Blei noted that part of the impetus for the creation of the certificate program was the notable increase in student interest in statistics and machine learning. Storey explained that many students have approached him expressing interest in data sciences and seeking more formal training in the subject.
“We found that students were trying to navigate through our courses on their own a curriculum that teaches them about data,” Blei explained. “We wanted to start by creating a trajectory through courses at Princeton where, when you’re done, you are trained in the craft and science of learning from and using data to solve problems.”
Fan explained that students have realized the increasing importance of processing large data sets in many industries, most notably in the tech industry.
Additionally, several fields in the social sciences that were previously “less quantitative” are becoming more data-oriented, Imai explained. For example, in the fields of policy-making and education, tests involving randomized trials and data analysis are often required before new policies are implemented.
“In the social sciences, the ability to analyze data is a huge advantage for students,” Imai said.
Blei explained that the initial idea for an interdisciplinary statistics and machine learning program developed two years ago, after he and Storey organized a symposium at which Princeton students and faculty in statistics and machine learning discussed their research.

“There was just a lot of energy in the room about this area, particularly about the great people that are working on this at Princeton,” Blei said.
Although the attendees of the symposium were working in different disciplines, they were united by their use of statistical methods and large data sets, Storey explained. The symposium led the members of the executive committee to recognize the need for a centralized coordination in both teaching and research.
There are currently six introductory statistics courses offered to undergraduates. While the courses cover very similar material, Imai explained, the participating departments currently do not coordinate with one another.
“It turns out that there are a lot of statistics people around campus across different departments, but we didn’t have a place to get together or coordinate courses,” he said. Imai noted that the University used to have a statistics department, but it was eventually incorporated into the math department.
The executive committee has met three times since the symposium to coordinate the implementation of the certificate program in an effort to create a more centralized center of resources in statistics and machine learning, Imai explained.
However, Imai said that the creation of an undergraduate certificate program is only the first step in a long-term effort to create a center for statistics and machine learning. The center, which would eventually offer a Ph.D. program, is currently under consideration by the University.
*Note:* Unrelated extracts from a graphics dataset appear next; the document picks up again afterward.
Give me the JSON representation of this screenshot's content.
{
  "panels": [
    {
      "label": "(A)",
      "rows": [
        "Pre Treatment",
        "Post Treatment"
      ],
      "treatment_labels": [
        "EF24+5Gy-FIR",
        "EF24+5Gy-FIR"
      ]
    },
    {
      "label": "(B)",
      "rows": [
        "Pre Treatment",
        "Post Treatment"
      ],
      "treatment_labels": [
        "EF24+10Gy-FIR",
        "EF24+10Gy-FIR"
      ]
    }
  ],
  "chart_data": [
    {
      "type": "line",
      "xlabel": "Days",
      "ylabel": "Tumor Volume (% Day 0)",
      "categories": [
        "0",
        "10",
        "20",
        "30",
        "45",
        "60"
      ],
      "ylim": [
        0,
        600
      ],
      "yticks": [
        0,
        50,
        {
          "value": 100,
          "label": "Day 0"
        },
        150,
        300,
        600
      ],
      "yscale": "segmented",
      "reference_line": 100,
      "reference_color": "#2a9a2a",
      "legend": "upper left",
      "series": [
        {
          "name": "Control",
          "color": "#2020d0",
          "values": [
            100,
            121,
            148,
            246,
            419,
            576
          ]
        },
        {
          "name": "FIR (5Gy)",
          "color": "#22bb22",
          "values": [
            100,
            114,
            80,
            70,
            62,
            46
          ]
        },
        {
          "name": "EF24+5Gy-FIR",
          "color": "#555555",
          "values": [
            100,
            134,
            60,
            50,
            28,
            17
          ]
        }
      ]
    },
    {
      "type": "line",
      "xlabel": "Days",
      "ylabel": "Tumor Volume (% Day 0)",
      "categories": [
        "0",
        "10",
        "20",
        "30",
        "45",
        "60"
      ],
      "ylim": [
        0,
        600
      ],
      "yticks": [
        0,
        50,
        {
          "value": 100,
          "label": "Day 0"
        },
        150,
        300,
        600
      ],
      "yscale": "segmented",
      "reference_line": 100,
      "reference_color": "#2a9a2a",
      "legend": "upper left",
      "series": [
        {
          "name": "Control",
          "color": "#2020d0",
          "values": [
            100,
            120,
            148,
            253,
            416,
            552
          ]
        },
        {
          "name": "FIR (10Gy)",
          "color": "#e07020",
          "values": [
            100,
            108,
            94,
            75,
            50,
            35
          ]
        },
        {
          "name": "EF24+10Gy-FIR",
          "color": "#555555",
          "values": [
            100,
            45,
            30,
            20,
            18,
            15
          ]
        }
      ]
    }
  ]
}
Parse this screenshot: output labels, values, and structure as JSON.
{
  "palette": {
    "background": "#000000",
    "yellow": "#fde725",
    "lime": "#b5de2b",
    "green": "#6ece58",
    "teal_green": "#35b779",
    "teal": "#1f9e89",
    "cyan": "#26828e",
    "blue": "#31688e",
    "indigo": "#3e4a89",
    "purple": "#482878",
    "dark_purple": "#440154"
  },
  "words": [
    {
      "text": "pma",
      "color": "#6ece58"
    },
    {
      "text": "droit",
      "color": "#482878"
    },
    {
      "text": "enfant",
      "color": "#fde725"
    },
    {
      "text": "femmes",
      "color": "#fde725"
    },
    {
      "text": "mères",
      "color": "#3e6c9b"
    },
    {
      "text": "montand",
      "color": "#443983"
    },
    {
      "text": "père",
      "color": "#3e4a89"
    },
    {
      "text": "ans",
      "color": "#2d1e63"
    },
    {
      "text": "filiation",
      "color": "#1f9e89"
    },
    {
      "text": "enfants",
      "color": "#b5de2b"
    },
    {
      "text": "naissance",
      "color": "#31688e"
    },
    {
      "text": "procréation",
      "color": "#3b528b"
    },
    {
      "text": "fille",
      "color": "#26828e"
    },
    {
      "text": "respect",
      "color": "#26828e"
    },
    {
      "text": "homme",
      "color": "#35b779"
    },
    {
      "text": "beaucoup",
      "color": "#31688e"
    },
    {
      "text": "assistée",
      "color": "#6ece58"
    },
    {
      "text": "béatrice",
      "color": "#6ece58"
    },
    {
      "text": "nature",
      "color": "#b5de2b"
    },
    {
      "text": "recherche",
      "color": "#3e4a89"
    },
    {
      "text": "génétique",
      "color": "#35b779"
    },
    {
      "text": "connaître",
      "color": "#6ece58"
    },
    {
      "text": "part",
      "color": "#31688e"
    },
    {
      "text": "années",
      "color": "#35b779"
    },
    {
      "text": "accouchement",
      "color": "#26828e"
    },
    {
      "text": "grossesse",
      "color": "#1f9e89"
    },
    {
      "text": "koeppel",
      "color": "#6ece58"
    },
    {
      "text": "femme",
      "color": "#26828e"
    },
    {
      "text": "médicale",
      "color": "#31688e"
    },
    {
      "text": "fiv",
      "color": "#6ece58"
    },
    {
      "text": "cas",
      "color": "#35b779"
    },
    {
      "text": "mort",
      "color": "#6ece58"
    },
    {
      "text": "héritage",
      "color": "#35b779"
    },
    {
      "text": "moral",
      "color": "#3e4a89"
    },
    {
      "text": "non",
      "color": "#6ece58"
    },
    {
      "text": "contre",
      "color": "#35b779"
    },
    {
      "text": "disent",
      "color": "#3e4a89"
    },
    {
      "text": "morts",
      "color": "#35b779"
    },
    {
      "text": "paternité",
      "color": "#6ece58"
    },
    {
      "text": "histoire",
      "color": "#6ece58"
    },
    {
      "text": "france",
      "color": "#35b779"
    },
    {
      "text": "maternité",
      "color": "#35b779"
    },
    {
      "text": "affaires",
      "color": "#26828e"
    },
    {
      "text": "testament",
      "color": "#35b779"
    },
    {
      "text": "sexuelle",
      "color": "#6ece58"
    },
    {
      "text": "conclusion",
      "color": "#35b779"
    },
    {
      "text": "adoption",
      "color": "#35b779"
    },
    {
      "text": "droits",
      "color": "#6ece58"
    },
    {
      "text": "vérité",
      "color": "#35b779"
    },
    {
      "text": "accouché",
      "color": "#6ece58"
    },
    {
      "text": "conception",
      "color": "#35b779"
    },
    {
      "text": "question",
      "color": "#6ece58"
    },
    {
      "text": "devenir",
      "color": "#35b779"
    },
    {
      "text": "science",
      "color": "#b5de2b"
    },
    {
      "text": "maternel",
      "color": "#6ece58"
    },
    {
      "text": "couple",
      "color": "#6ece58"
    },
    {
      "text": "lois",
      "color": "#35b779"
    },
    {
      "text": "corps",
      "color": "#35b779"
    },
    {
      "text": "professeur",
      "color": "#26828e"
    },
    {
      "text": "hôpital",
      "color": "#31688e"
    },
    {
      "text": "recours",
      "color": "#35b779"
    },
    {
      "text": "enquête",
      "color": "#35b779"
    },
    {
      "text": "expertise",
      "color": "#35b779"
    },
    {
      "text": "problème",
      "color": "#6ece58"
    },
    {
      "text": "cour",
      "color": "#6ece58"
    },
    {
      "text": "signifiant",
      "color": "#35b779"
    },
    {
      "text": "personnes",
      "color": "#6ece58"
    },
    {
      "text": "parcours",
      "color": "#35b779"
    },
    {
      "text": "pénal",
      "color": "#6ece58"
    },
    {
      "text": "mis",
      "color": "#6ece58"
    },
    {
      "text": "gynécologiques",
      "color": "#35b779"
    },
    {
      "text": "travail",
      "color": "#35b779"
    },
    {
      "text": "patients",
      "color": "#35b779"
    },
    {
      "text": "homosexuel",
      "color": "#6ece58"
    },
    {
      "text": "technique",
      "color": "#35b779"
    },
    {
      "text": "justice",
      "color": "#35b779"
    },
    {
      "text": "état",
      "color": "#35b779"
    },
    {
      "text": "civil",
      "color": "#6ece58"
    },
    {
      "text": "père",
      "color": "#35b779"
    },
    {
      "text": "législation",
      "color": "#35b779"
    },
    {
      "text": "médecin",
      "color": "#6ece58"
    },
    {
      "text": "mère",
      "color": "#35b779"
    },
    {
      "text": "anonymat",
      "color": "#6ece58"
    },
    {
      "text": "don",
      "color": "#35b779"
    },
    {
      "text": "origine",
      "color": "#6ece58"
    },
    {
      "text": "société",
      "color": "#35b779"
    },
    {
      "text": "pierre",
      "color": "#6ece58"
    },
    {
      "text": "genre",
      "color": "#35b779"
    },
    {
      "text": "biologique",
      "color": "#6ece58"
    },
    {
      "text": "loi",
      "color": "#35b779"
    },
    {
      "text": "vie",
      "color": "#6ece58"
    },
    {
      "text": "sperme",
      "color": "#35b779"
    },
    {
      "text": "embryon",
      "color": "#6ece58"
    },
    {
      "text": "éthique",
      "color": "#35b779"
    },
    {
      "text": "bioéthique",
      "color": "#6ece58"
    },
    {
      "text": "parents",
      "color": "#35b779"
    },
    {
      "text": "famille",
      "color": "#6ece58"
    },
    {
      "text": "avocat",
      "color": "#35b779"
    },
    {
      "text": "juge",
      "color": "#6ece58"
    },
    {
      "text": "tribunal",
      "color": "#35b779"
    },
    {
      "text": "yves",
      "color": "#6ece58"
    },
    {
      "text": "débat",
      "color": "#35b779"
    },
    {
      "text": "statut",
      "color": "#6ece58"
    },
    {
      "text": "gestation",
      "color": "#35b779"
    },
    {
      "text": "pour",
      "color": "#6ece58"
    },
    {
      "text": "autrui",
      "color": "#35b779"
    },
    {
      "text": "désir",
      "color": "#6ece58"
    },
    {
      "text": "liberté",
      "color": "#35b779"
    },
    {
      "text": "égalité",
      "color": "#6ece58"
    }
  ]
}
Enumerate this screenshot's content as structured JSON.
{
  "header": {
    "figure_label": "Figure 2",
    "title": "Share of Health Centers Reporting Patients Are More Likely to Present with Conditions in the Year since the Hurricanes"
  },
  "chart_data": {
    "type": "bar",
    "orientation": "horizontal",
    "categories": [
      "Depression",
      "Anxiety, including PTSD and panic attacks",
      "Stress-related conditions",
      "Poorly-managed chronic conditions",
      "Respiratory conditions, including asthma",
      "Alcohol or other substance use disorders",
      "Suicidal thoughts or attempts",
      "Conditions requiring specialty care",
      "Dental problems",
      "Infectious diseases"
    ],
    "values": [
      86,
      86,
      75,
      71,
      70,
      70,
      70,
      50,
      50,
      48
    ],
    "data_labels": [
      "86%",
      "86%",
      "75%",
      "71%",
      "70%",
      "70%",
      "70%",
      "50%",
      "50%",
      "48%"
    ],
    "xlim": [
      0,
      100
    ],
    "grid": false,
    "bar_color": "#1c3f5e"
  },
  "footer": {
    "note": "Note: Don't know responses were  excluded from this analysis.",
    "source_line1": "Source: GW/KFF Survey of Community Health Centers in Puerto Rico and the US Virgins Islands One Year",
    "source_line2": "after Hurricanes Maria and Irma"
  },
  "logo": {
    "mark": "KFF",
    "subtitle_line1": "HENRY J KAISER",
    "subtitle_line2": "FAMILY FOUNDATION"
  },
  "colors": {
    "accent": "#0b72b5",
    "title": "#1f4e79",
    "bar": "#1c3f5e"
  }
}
While the program will rely on the University’s existing courses for the time being, Blei explained that one of the long-term goals of the program is to create new courses to fit within the certificate’s curriculum. The executive committee aims to consolidate the number of introductory-level statistics courses so that they can redirect resources toward the creation of more specialized and advanced courses.
“It’s really important that Princeton undergrads have the opportunity to become literate in data analysis, regardless of what your major is,” Storey said. “We hope that this certificate program helps to make that possible.”